RAPID CITY, S.D.– With food such a central part of the holiday season from November through the beginning of the new year, it can be very easy to indulge in meals and various treats. However, as Monument Health Clinical Dietitian Donna Riley says, keep everything in reason.
Avoid overindulgence
With all of the cooking in the kitchen, you might be anticipating a big meal. However, Donna says to re-think your preparation for the big dinner. “It is tempting to maybe skip meals the rest of the day when you know that you have a special meal. But in reality, you want to stay on your regular meal routine. It is fine to cut back on those a little bit, but you do not want to come to that special meal very, very hungry or famished. It is when we come really hungry that typically we make choices in foods that we might not otherwise make, or we eat really fast,” she said.
She adds that it can take the brain around 20 minutes to recognize the stomach is full. Furthermore, by eating fast people will eat more and then eat too much. And adds that slowing down while eating at the dinner table can be as simple as ‘drinking and being merry.’ “Converse with people, take a drink of water between bites, or put your silverware down between bites. That can help you eat slow,” she explains. “And then when you are comfortably full, you are comfortably full. Stop eating and distance yourself from food. That might look like getting up from the table, or it could look like taking your plate and your silverware to the kitchen and returning to the table to converse without the option of taking more food.”
Portion control
In terms of portion control, being mindful of a healthy amount of a particular food, limit yourself. As she mentions before, do not divert from your regular eating habits on holidays to accommodate for the increased food intake, but think it out. “Look over your choices wisely and consider how you really want to use your calorie budget and you really want to choose foods you love and choose the foods you enjoy and then enjoy those foods and instead use portion control of those foods as a strategy to continue to eat healthy.”
Sleep habits
The holidays can be a stressful time, as several different factors such as added responsibilities and packed schedules can all come together very fast. And while exercise is important during the holidays or any time of year, Riley adds that maintaining healthy sleep patterns is equally important. “Sleep affects our appetite, or lack of quality sleep can cause us to feel more hungry,” she said. “When we don’t sleep well, hormones that cause us to be hungry are actually more active. So we are going to be more hungry. Then when we are presented with multiple food choices, again, we are going to overeat, eat, or we might snack all day long because we have this hunger momentum that comes from hormones that would be suppressed if we had been sleeping well.”
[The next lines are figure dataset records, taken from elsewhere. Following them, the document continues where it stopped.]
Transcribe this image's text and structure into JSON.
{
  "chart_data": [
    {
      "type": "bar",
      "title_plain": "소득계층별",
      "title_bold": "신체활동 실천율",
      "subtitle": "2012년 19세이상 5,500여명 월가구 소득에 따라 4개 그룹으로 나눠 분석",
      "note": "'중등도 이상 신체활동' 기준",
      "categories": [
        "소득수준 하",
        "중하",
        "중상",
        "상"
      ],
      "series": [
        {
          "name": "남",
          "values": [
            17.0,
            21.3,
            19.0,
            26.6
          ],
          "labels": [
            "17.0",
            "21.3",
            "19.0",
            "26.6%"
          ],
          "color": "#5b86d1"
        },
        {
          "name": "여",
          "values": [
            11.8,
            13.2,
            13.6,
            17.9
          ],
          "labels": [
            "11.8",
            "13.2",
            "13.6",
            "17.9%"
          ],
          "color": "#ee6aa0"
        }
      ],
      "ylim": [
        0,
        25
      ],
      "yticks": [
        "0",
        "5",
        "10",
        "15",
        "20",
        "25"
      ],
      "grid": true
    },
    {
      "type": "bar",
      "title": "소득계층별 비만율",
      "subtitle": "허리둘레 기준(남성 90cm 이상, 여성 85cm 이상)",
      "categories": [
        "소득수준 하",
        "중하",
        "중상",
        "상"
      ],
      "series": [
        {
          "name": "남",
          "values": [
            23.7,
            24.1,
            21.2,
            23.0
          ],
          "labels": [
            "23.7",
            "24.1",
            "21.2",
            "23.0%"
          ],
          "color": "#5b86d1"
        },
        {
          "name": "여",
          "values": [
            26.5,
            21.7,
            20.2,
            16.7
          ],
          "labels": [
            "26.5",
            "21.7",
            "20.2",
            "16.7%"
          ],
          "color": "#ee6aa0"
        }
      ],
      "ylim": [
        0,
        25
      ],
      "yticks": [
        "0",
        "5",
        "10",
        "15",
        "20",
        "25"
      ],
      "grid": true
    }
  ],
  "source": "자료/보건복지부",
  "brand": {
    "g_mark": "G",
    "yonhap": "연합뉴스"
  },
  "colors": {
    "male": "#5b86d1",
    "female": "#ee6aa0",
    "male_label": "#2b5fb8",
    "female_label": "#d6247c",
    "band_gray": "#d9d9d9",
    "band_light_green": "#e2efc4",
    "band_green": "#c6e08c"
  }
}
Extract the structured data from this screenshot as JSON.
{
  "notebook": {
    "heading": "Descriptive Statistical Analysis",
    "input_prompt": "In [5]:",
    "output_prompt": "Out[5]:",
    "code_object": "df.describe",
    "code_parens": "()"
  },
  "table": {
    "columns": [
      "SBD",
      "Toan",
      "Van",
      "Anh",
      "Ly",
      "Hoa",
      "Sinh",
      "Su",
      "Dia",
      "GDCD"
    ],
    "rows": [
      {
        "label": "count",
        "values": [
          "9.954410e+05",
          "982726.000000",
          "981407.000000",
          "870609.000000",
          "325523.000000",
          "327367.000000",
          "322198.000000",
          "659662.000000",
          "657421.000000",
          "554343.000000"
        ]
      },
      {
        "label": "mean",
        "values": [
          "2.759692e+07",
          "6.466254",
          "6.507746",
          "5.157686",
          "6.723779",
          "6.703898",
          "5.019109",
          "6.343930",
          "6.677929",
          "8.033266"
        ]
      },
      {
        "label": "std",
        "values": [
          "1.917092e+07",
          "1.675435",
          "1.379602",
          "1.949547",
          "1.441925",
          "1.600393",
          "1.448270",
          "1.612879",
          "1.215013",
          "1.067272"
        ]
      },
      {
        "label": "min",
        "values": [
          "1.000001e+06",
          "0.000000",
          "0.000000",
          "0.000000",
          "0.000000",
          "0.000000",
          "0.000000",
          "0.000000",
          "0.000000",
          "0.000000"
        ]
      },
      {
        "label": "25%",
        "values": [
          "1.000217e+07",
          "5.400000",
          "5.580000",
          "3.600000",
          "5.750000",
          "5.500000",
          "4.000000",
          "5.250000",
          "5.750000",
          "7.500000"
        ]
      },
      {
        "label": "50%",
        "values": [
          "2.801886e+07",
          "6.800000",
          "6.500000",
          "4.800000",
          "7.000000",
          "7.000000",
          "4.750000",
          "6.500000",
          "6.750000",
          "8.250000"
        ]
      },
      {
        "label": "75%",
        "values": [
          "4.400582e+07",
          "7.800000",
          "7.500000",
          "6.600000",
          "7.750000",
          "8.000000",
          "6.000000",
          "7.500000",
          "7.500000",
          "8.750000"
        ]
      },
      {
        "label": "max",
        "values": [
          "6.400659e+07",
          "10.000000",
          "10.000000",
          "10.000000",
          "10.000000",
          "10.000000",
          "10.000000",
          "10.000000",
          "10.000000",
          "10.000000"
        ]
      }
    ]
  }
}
There are no “good and bad foods.” But there is value
As Donna Riley states, foods being good or bad for you is not an accurate description. That it really comes down to nutritional value of what you are eating. “Some foods are high in nutrient value compared to their low-calorie level and compared to their degree of processing. And then there are other foods that are low in nutrient value compared to their calorie level being high and then their degree of more processing.”
To further demonstrate this, she uses the example of an apple versus an apple pie. “An apple is high in nutrients compared to its low calories and is not processed. Where an apple pie is low in nutrients compared to its calorie level.”
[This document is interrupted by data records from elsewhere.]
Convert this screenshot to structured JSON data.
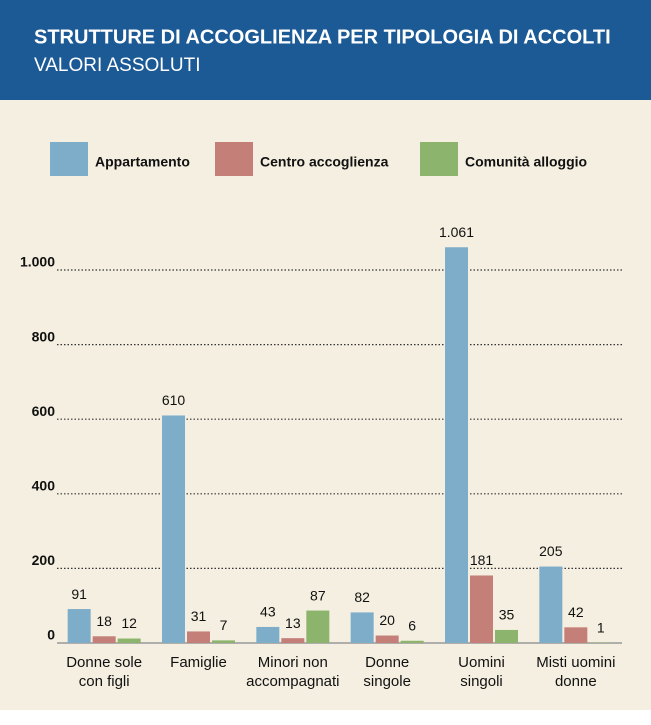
{
  "chart_data": {
    "type": "bar",
    "title": "STRUTTURE DI ACCOGLIENZA PER TIPOLOGIA DI ACCOLTI",
    "subtitle": "VALORI ASSOLUTI",
    "categories": [
      "Donne sole\ncon figli",
      "Famiglie",
      "Minori non\naccompagnati",
      "Donne\nsingole",
      "Uomini\nsingoli",
      "Misti uomini\ndonne"
    ],
    "series": [
      {
        "name": "Appartamento",
        "color": "#7eadc9",
        "values": [
          91,
          610,
          43,
          82,
          1061,
          205
        ],
        "value_labels": [
          "91",
          "610",
          "43",
          "82",
          "1.061",
          "205"
        ]
      },
      {
        "name": "Centro accoglienza",
        "color": "#c47f78",
        "values": [
          18,
          31,
          13,
          20,
          181,
          42
        ]
      },
      {
        "name": "Comunità alloggio",
        "color": "#8cb46c",
        "values": [
          12,
          7,
          87,
          6,
          35,
          1
        ]
      }
    ],
    "ylim": [
      0,
      1100
    ],
    "yticks": [
      0,
      200,
      400,
      600,
      800,
      {
        "value": 1000,
        "label": "1.000"
      }
    ],
    "grid": true
  }
}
How to get your diet back on track
After the holidays, Riley adds that it can be easy to feel guilty about going off-diet. However, do not let it bring you down. “In reality, all of us have had some degree of success with healthy eating. So thinking positively about those times and not letting the negativity rule your actions,” she explains. “Think about your strengths and what you have done positively in the past and get back on course with small things again. If we make too many changes at one time, it is actually hard to keep. But if we make small, doable changes a little bit at a time, we are going to be more successful with long term success.”
Bonus: Healthy eating tips for children and their parents
Kids are very impressionable, and can also be very picky when it comes to food. Donna Riley adding that being a good example is most important. “Do not talk bad about food. For example, if there is something you do not like, that should be a secret,” she explains. “And never, ever use food as a reward either. When food is a reward it takes on a different meaning for a child. So we do not want to use those special desserts as a reward.”